Weak Employment Report Points To Weak Recovery
The unemployment report for May, released this morning, reflects the fact that the economy is still a long way from the kind of recovery that will actually put people back to work:
Employers added 431,000 nonfarm jobs nationwide in May, the biggest increase in a single month since the recession, the Labor Department said Friday. But the bulk of the growth was in government jobs, driven by hiring for the Census, and private-sector job growth was weak.
The unemployment rate fell to 9.7 percent nationwide, from 9.9 percent in April, the department said.
The figures for May represented the fifth consecutive month that payrolls have risen, but fell below analysts’ expectations that 540,000 jobs would be added to the economy.

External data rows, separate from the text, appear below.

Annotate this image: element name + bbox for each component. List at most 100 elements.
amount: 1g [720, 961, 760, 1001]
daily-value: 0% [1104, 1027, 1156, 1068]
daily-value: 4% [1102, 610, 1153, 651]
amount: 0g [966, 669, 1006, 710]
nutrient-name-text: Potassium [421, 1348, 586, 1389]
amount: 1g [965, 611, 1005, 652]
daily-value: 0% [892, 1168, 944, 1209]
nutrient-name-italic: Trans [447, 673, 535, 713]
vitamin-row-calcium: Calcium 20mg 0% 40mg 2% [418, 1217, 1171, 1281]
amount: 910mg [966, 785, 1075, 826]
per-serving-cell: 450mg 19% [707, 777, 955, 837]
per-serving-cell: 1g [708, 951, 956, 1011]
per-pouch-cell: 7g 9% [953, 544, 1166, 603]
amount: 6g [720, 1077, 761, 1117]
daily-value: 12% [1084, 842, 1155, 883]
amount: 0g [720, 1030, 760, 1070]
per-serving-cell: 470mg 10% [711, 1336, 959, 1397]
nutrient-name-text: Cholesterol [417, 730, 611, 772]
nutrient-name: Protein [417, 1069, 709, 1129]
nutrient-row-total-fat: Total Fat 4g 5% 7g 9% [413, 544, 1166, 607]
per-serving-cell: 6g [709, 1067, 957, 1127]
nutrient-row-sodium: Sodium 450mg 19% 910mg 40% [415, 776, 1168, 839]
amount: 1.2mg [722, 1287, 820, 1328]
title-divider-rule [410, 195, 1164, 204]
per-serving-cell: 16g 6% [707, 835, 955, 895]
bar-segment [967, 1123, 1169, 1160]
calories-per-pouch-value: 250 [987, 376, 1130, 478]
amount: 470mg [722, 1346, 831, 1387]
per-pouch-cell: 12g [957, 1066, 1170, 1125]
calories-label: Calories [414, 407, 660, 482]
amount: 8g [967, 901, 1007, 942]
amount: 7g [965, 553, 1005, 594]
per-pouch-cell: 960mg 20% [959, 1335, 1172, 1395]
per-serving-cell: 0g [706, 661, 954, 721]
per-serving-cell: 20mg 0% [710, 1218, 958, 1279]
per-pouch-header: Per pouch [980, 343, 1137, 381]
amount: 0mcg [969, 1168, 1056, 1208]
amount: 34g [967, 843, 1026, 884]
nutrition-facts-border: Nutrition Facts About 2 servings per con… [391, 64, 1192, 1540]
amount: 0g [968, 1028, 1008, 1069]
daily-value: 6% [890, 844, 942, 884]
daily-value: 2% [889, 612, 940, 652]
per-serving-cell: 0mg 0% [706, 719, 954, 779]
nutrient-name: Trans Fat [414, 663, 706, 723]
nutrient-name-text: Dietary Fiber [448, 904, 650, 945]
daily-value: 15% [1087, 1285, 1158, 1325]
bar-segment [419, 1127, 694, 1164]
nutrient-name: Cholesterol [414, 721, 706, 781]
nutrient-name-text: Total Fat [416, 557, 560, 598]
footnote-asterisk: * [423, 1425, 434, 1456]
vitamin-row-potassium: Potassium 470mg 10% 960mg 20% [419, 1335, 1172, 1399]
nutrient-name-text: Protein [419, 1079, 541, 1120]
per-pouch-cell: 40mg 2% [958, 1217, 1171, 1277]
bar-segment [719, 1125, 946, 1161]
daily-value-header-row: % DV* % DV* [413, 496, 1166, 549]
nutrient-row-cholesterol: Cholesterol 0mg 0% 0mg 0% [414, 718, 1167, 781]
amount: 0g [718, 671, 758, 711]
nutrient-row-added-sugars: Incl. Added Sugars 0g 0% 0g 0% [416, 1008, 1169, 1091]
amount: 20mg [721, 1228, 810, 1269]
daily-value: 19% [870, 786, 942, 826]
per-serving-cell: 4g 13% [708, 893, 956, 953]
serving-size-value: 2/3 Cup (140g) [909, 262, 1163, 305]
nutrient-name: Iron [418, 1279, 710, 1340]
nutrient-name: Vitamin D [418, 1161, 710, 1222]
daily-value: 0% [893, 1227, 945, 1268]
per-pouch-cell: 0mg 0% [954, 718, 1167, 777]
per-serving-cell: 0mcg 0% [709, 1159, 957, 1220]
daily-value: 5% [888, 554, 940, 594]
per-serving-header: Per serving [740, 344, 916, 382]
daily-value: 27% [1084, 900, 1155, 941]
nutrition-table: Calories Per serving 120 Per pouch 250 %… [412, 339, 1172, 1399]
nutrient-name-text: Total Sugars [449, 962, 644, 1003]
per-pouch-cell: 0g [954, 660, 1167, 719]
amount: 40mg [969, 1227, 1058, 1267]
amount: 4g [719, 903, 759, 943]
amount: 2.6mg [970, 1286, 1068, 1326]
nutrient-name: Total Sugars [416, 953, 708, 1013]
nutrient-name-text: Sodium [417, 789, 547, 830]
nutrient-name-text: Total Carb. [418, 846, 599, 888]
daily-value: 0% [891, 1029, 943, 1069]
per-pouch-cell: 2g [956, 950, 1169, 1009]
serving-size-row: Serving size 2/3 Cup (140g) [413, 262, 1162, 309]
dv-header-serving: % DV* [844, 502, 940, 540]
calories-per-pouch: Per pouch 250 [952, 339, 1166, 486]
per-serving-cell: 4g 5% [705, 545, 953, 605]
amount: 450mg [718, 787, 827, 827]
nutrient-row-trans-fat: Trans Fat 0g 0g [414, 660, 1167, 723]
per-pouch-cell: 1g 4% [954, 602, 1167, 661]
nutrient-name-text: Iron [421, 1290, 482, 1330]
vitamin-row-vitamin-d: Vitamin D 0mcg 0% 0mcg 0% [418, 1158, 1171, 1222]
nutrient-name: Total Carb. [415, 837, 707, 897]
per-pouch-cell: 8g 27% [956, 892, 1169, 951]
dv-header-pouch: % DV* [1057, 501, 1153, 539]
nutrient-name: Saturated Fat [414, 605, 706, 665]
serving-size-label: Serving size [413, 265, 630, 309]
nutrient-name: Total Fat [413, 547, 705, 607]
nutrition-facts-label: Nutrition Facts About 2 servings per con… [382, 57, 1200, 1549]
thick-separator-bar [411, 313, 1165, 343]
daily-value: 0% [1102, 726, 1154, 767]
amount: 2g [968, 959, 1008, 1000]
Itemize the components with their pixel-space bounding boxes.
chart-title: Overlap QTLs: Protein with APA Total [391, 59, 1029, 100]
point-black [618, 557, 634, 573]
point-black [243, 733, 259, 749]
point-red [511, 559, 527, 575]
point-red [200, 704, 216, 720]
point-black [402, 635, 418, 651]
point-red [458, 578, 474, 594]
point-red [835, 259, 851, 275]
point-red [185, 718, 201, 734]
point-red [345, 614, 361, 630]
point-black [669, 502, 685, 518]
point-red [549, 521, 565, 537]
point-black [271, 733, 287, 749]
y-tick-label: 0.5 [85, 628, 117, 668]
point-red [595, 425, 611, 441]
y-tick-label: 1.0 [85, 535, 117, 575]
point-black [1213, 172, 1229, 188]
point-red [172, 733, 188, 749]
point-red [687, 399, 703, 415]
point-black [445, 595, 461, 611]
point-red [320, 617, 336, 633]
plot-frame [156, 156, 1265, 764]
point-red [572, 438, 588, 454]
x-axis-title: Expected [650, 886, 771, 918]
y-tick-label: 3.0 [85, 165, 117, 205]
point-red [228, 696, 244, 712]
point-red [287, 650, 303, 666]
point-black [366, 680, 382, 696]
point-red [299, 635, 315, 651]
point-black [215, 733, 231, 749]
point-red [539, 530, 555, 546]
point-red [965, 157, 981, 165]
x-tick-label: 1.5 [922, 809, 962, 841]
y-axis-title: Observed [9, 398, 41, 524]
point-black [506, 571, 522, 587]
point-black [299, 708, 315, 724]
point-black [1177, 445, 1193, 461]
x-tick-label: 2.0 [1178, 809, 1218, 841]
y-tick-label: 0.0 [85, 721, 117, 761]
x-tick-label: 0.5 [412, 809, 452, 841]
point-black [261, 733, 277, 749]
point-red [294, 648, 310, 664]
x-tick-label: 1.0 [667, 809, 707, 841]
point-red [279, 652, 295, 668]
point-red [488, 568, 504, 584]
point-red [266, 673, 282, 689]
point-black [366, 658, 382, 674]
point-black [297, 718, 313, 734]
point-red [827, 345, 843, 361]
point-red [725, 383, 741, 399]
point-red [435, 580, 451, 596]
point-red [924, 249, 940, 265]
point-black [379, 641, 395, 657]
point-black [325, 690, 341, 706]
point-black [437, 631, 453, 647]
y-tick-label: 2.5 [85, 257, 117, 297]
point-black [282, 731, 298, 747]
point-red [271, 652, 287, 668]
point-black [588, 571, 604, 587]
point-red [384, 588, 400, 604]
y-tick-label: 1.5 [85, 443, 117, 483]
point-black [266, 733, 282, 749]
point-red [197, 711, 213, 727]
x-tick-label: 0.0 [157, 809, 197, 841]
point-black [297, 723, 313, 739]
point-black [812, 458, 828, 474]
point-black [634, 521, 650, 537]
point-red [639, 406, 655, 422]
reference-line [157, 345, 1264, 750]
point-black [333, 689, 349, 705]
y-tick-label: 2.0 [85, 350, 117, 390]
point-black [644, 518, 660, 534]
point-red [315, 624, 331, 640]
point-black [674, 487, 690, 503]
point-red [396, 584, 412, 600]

The shortfall was immediately reflected in futures trading in the Wall Street stock indexes, with the Dow Jones industrial average expected to open almost 2 percent lower.
Altogether, 411,000 of the jobs added were for Census workers whose positions will disappear after the summer.
The net gain in government jobs was 390,000, while the private sector added only 41,000.
In April, nonfarm payroll employment grew by 290,000, but the unemployment rate rose nevertheless to 9.9 percent because of a surge in the labor force.
The economy has to add more than 100,000 jobs every month to absorb the new entrants to the market. And they are joining a labor pool that is already swollen with 15 million Americans looking for work.
More than eight million people have lost their jobs since the start of the recession in December 2007.
And the trends from month-to-month aren’t good at all:
Outside the census, hiring slowed significantly from the prior months. The dominant services sector, saw payrolls increase 37,000 after surging 156,000 in April. The goods producing sector created only 4,000 new jobs following 62,000 jobs in April. This was as construction employment fell 35,000 after gaining 14,000 in April.
Recruitment for the population count saw government employment rising 390,000, overshadowing the drag from jobs cuts in cash-strapped states and localities.
Additionally, the U6 unemployment rate, which is the broadest measure of unemployment and includes those who have simply given up looking for a job and part-time workers who would prefer to work full-time stands at 16.6%, down from last month but still incredibly high.
The lack of significant job growth in the private sector is a sign that the recovery, to the extent it exists, is incredibly weak and that employers are still not willing to take the economic risk of hiring additional workers. As long as that’s the case, we’re likely to see the unemployment rate stay well above nine percent for some time to come. Politically, that’s nothing but trouble for President Obama and the Democrats.